Once these systems exist, expanding their use becomes trivial – from child abuse to terrorism, then to tax evasion, copyright infringement, or political dissent. The pattern across Russia, the UK, Switzerland, and now the EU suggests this isn’t coincidence. It’s a template for dismantling digital privacy globally. We are essentially making everyone less secure in the name of making them safer.”

Tech experts share this take. An investigation by news analysis website Balkan Insight cited research by Imperial College academics indicating that AI-driven client-side scanning systems “could be quietly tweaked to perform facial recognition on user devices without the user’s knowledge.”

The researchers warned of more vulnerabilities yet to be identified.

“Once this technology is rolled out to billions of devices across the world, you can’t take it back”, they said.

In the same article, professor of Security Engineering at Cambridge University Ross Anderson warned that the debate around AI-driven scanning for CSAM (child sexual abuse material) has overlooked the potential for manipulation by law enforcement agencies.

“The security and intelligence community have always used issues that scare lawmakers, like children and terrorism, to undermine online privacy,” Anderson told Balkan Insight.

“We all know how this works, and come the next terrorist attack, no lawmaker will oppose the extension of scanning from child abuse to serious violent and political crimes.”
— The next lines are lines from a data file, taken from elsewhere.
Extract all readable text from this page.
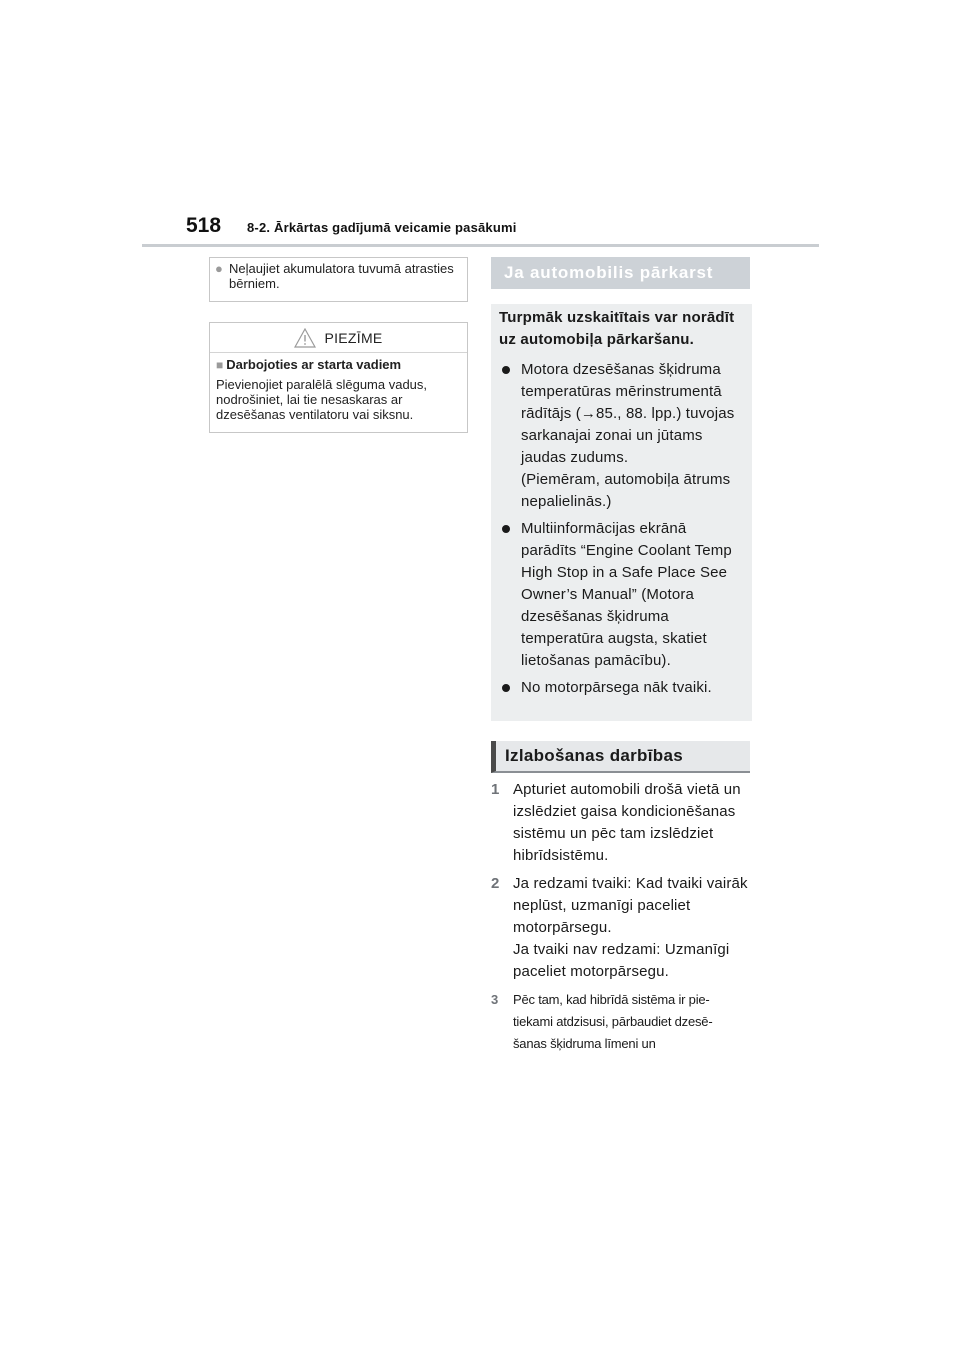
518 8-2. Ārkārtas gadījumā veicamie pasākumi
● Neļaujiet akumulatora tuvumā atrasties bērniem.
PIEZĪME
■ Darbojoties ar starta vadiem
Pievienojiet paralēlā slēguma vadus, nodrošiniet, lai tie nesaskaras ar dzesēšanas ventilatoru vai siksnu.
Ja automobilis pārkarst
Turpmāk uzskaitītais var norādīt uz automobiļa pārkaršanu.
Motora dzesēšanas šķidruma temperatūras mērinstrumentā rādītājs (→85., 88. lpp.) tuvojas sarkanajai zonai un jūtams jaudas zudums.
(Piemēram, automobiļa ātrums nepalielinās.)
Multiinformācijas ekrānā parādīts “Engine Coolant Temp High Stop in a Safe Place See Owner’s Manual” (Motora dzesēšanas šķidruma temperatūra augsta, skatiet lietošanas pamācību).
No motorpārsega nāk tvaiki.
Izlabošanas darbības
1 Apturiet automobili drošā vietā un izslēdziet gaisa kondicionēšanas sistēmu un pēc tam izslēdziet hibrīdsistēmu.
2 Ja redzami tvaiki: Kad tvaiki vairāk neplūst, uzmanīgi paceliet motorpārsegu.
Ja tvaiki nav redzami: Uzmanīgi paceliet motorpārsegu.
3	Pēc tam, kad hibrīdā sistēma ir pie-
tiekami atdzisusi, pārbaudiet dzesē-
šanas šķidruma līmeni un
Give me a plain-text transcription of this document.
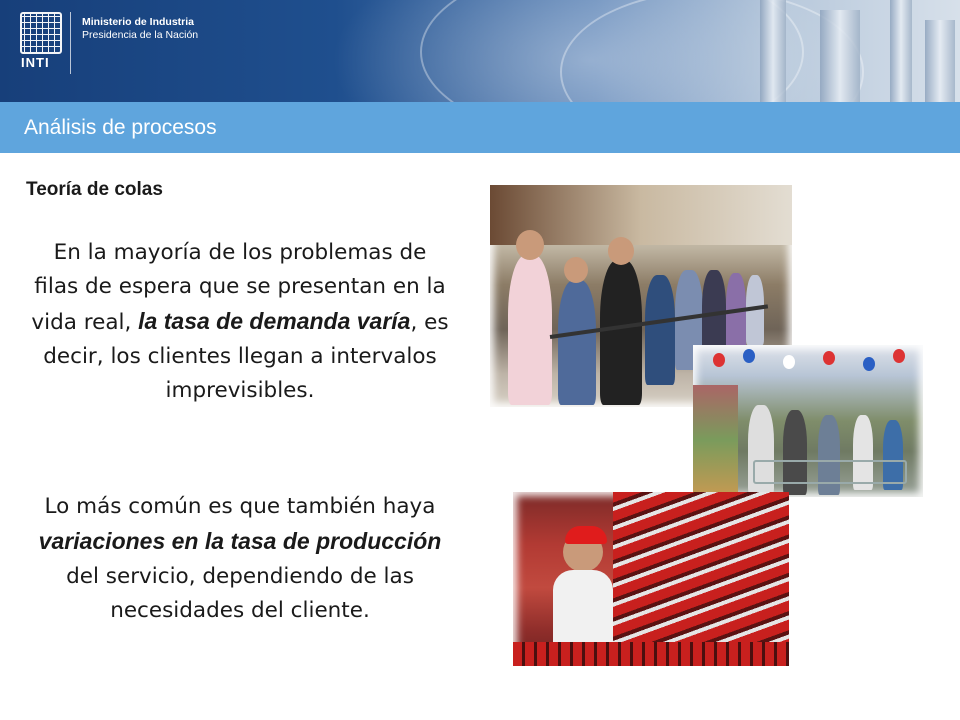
INTI
Ministerio de Industria
Presidencia de la Nación
Análisis de procesos
Teoría de colas
En la mayoría de los problemas de filas de espera que se presentan en la vida real, la tasa de demanda varía, es decir, los clientes llegan a intervalos imprevisibles.
Lo más común es que también haya variaciones en la tasa de producción del servicio, dependiendo de las necesidades del cliente.
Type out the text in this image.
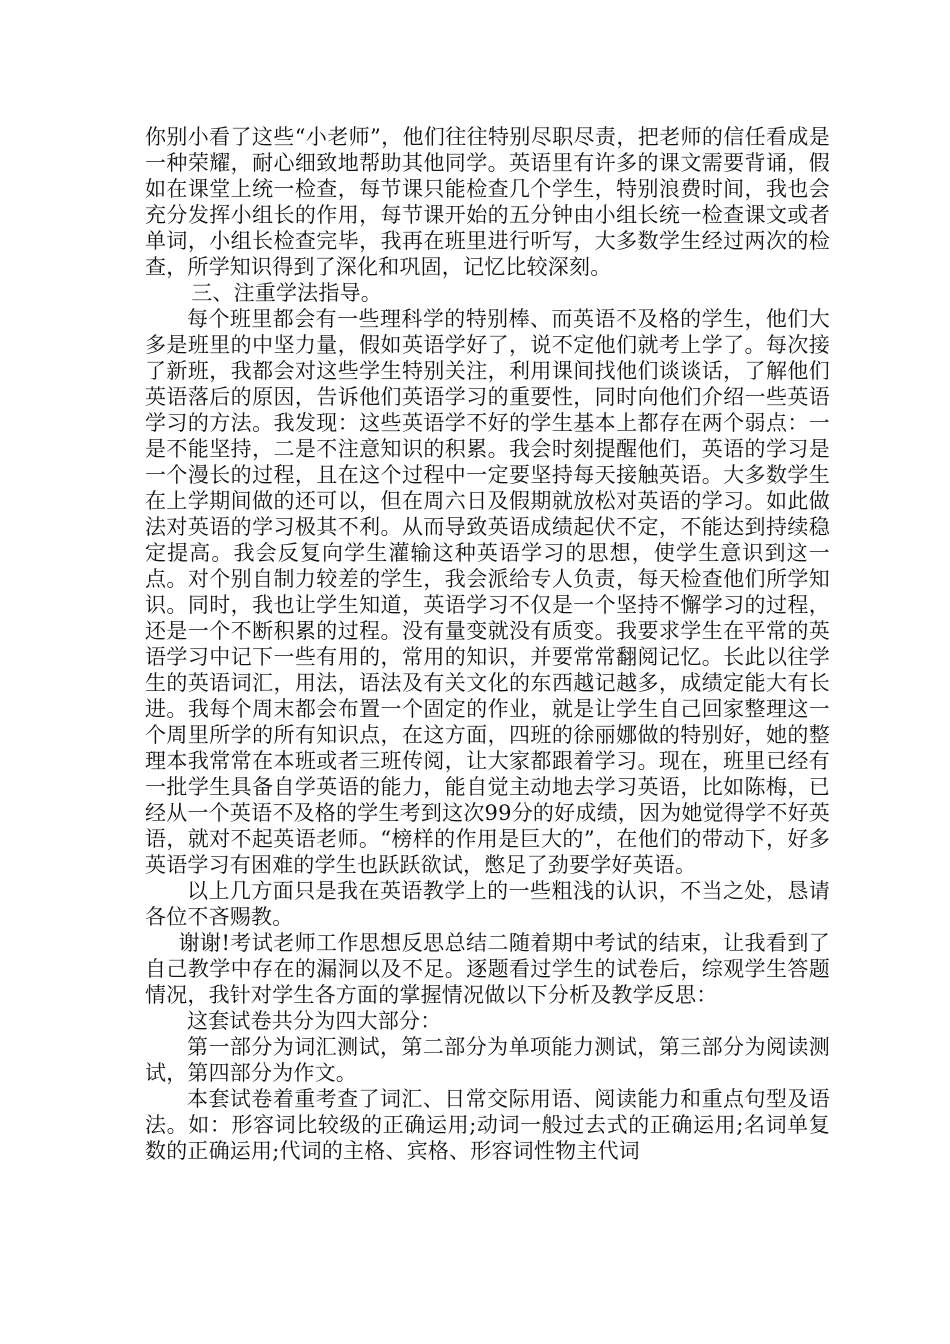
你别小看了这些“小老师”，他们往往特别尽职尽责，把老师的信任看成是一种荣耀，耐心细致地帮助其他同学。英语里有许多的课文需要背诵，假如在课堂上统一检查，每节课只能检查几个学生，特别浪费时间，我也会充分发挥小组长的作用，每节课开始的五分钟由小组长统一检查课文或者单词，小组长检查完毕，我再在班里进行听写，大多数学生经过两次的检查，所学知识得到了深化和巩固，记忆比较深刻。

三、注重学法指导。

每个班里都会有一些理科学的特别棒、而英语不及格的学生，他们大多是班里的中坚力量，假如英语学好了，说不定他们就考上学了。每次接了新班，我都会对这些学生特别关注，利用课间找他们谈谈话，了解他们英语落后的原因，告诉他们英语学习的重要性，同时向他们介绍一些英语学习的方法。我发现：这些英语学不好的学生基本上都存在两个弱点：一是不能坚持，二是不注意知识的积累。我会时刻提醒他们，英语的学习是一个漫长的过程，且在这个过程中一定要坚持每天接触英语。大多数学生在上学期间做的还可以，但在周六日及假期就放松对英语的学习。如此做法对英语的学习极其不利。从而导致英语成绩起伏不定，不能达到持续稳定提高。我会反复向学生灌输这种英语学习的思想，使学生意识到这一点。对个别自制力较差的学生，我会派给专人负责，每天检查他们所学知识。同时，我也让学生知道，英语学习不仅是一个坚持不懈学习的过程，还是一个不断积累的过程。没有量变就没有质变。我要求学生在平常的英语学习中记下一些有用的，常用的知识，并要常常翻阅记忆。长此以往学生的英语词汇，用法，语法及有关文化的东西越记越多，成绩定能大有长进。我每个周末都会布置一个固定的作业，就是让学生自己回家整理这一个周里所学的所有知识点，在这方面，四班的徐丽娜做的特别好，她的整理本我常常在本班或者三班传阅，让大家都跟着学习。现在，班里已经有一批学生具备自学英语的能力，能自觉主动地去学习英语，比如陈梅，已经从一个英语不及格的学生考到这次99分的好成绩，因为她觉得学不好英语，就对不起英语老师。“榜样的作用是巨大的”，在他们的带动下，好多英语学习有困难的学生也跃跃欲试，憋足了劲要学好英语。

以上几方面只是我在英语教学上的一些粗浅的认识，不当之处，恳请各位不吝赐教。

谢谢!考试老师工作思想反思总结二随着期中考试的结束，让我看到了自己教学中存在的漏洞以及不足。逐题看过学生的试卷后，综观学生答题情况，我针对学生各方面的掌握情况做以下分析及教学反思：

这套试卷共分为四大部分：

第一部分为词汇测试，第二部分为单项能力测试，第三部分为阅读测试，第四部分为作文。

本套试卷着重考查了词汇、日常交际用语、阅读能力和重点句型及语法。如：形容词比较级的正确运用;动词一般过去式的正确运用;名词单复数的正确运用;代词的主格、宾格、形容词性物主代词
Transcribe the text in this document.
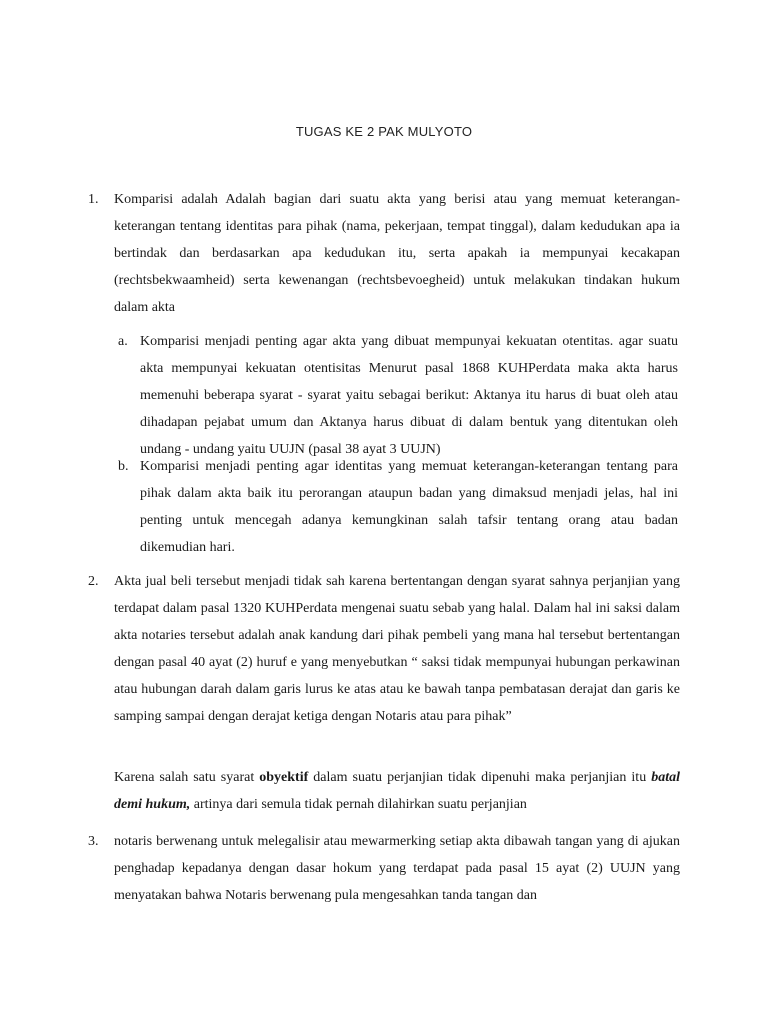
TUGAS KE 2 PAK MULYOTO
1. Komparisi adalah Adalah bagian dari suatu akta yang berisi atau yang memuat keterangan-keterangan tentang identitas para pihak (nama, pekerjaan, tempat tinggal), dalam kedudukan apa ia bertindak dan berdasarkan apa kedudukan itu, serta apakah ia mempunyai kecakapan (rechtsbekwaamheid) serta kewenangan (rechtsbevoegheid) untuk melakukan tindakan hukum dalam akta
a. Komparisi menjadi penting agar akta yang dibuat mempunyai kekuatan otentitas. agar suatu akta mempunyai kekuatan otentisitas Menurut pasal 1868 KUHPerdata maka akta harus memenuhi beberapa syarat - syarat yaitu sebagai berikut: Aktanya itu harus di buat oleh atau dihadapan pejabat umum dan Aktanya harus dibuat di dalam bentuk yang ditentukan oleh undang - undang yaitu UUJN (pasal 38 ayat 3 UUJN)
b. Komparisi menjadi penting agar identitas yang memuat keterangan-keterangan tentang para pihak dalam akta baik itu perorangan ataupun badan yang dimaksud menjadi jelas, hal ini penting untuk mencegah adanya kemungkinan salah tafsir tentang orang atau badan dikemudian hari.
2. Akta jual beli tersebut menjadi tidak sah karena bertentangan dengan syarat sahnya perjanjian yang terdapat dalam pasal 1320 KUHPerdata mengenai suatu sebab yang halal. Dalam hal ini saksi dalam akta notaries tersebut adalah anak kandung dari pihak pembeli yang mana hal tersebut bertentangan dengan pasal 40 ayat (2) huruf e yang menyebutkan “ saksi tidak mempunyai hubungan perkawinan atau hubungan darah dalam garis lurus ke atas atau ke bawah tanpa pembatasan derajat dan garis ke samping sampai dengan derajat ketiga dengan Notaris atau para pihak”
Karena salah satu syarat obyektif dalam suatu perjanjian tidak dipenuhi maka perjanjian itu batal demi hukum, artinya dari semula tidak pernah dilahirkan suatu perjanjian
3. notaris berwenang untuk melegalisir atau mewarmerking setiap akta dibawah tangan yang di ajukan penghadap kepadanya dengan dasar hokum yang terdapat pada pasal 15 ayat (2) UUJN yang menyatakan bahwa Notaris berwenang pula mengesahkan tanda tangan dan
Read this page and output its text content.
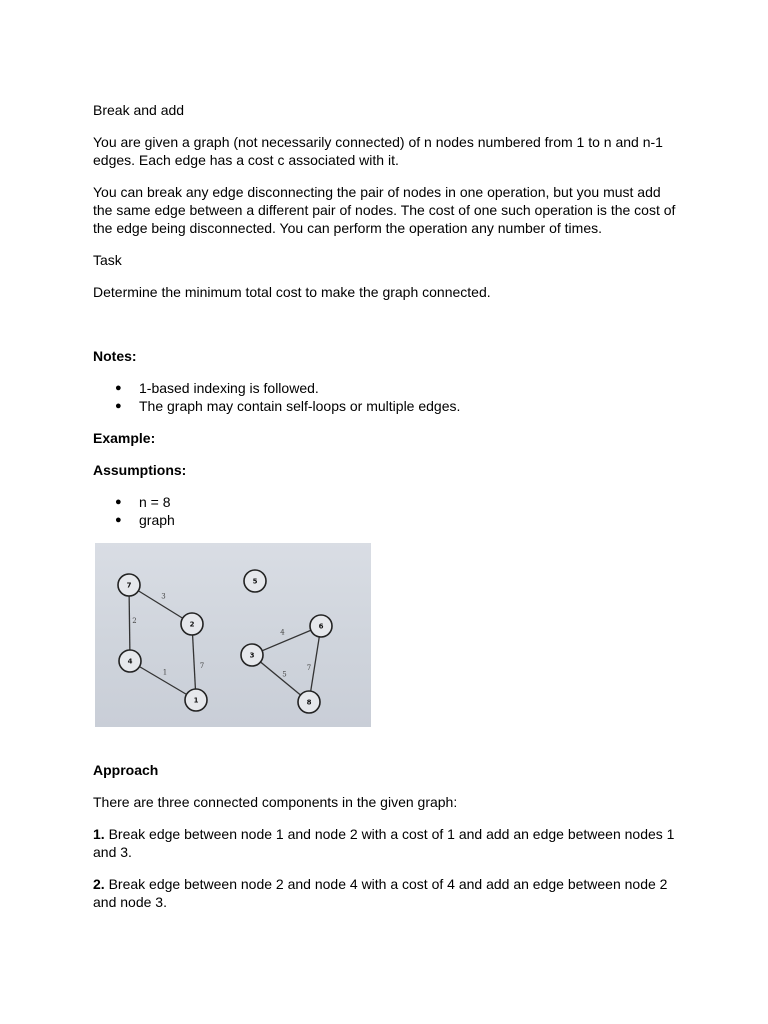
Break and add

You are given a graph (not necessarily connected) of n nodes numbered from 1 to n and n-1 edges. Each edge has a cost c associated with it.

You can break any edge disconnecting the pair of nodes in one operation, but you must add the same edge between a different pair of nodes. The cost of one such operation is the cost of the edge being disconnected. You can perform the operation any number of times.

Task

Determine the minimum total cost to make the graph connected.

Notes:

● 1-based indexing is followed.
● The graph may contain self-loops or multiple edges.

Example:

Assumptions:

● n = 8
● graph
3
2
7
1
4
5
7
7
2
4
1
5
6
3
8

Approach

There are three connected components in the given graph:

1. Break edge between node 1 and node 2 with a cost of 1 and add an edge between nodes 1 and 3.

2. Break edge between node 2 and node 4 with a cost of 4 and add an edge between node 2 and node 3.
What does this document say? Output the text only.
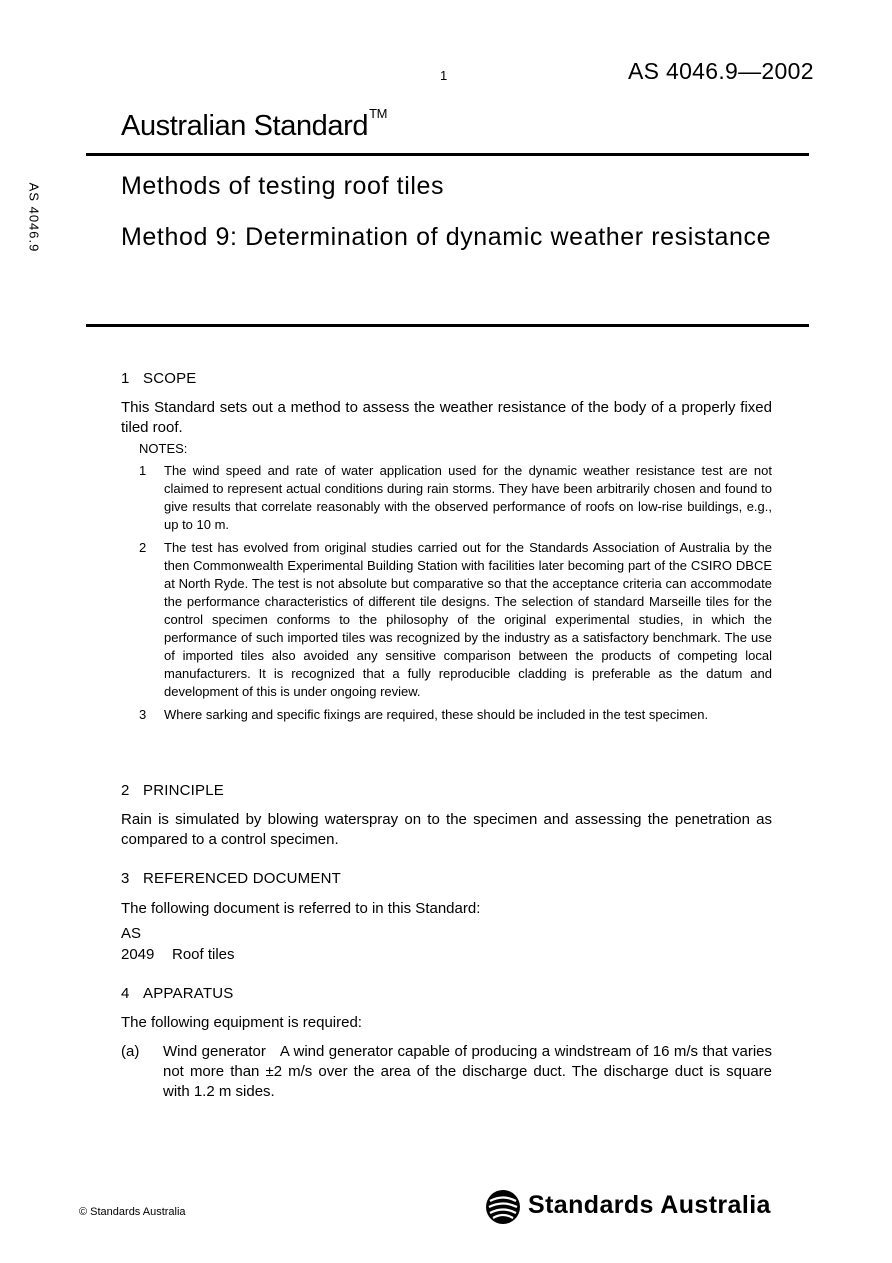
1	AS 4046.9—2002
Australian Standard™
AS 4046.9	Methods of testing roof tiles
Method 9: Determination of dynamic weather resistance
1 SCOPE
This Standard sets out a method to assess the weather resistance of the body of a properly fixed tiled roof.
NOTES:
1 The wind speed and rate of water application used for the dynamic weather resistance test are not claimed to represent actual conditions during rain storms. They have been arbitrarily chosen and found to give results that correlate reasonably with the observed performance of roofs on low-rise buildings, e.g., up to 10 m.
2 The test has evolved from original studies carried out for the Standards Association of Australia by the then Commonwealth Experimental Building Station with facilities later becoming part of the CSIRO DBCE at North Ryde. The test is not absolute but comparative so that the acceptance criteria can accommodate the performance characteristics of different tile designs. The selection of standard Marseille tiles for the control specimen conforms to the philosophy of the original experimental studies, in which the performance of such imported tiles was recognized by the industry as a satisfactory benchmark. The use of imported tiles also avoided any sensitive comparison between the products of competing local manufacturers. It is recognized that a fully reproducible cladding is preferable as the datum and development of this is under ongoing review.
3 Where sarking and specific fixings are required, these should be included in the test specimen.
2 PRINCIPLE
Rain is simulated by blowing waterspray on to the specimen and assessing the penetration as compared to a control specimen.
3 REFERENCED DOCUMENT
The following document is referred to in this Standard:
AS
2049 Roof tiles
4 APPARATUS
The following equipment is required:
(a) Wind generator A wind generator capable of producing a windstream of 16 m/s that varies not more than ±2 m/s over the area of the discharge duct. The discharge duct is square with 1.2 m sides.
© Standards Australia	Standards Australia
In 2022, Ylva Johansson, then European Commissioner for Home Affairs, and a key figure driving forward the Chat Control proposal, dismissed the idea thatthe approach she advocated would unleash something new or extreme, telling MEPs it was “totally false to say that with a new regulation there will be new possibilities for detection that don’t exist today”.

As the Balkan Insight reported, in July 2022 the head of Johansson’s Directorate-General, Monique Pariat, visited Europol “to discuss the contribution the EU police agency could make to the fight against CSAM, in a meeting attended by Europol executive director Catherine de Bolle.”

There, Europol officials “floated the idea of using the proposed EU Centre to scan for more than just CSAM, telling the Commission, ‘There are other crime areas that would benefit from detection’.”

Then there’s the question of hypocrisy and double standards, as critics point out that politicians and state functionaries would be exempt from having their communications scanned.

In a commentary published in April 2024, Patrick Breyer – a digital rights activist and member of the Pirate Party Germany – honed in on the text of the Commission’s proposal.

Breyer points to Article 1 of the proposed regulation, which reads: “This Regulation shall not apply to professional government accounts using services or parts of the services for national security purposes, maintaining law and order or military purposes.”

And: “The Regulation shall not apply to confidential information, including classified information, information covered by professional secrecy and trade secrets…”

Breyer commented: “The fact that the EU interior ministers want to exempt police officers, soldiers, intelligence officers and even themselves from chat control scanning proves that they know exactly just how unreliable and dangerous the snooping algorithms are that they want to unleash on us citizens.”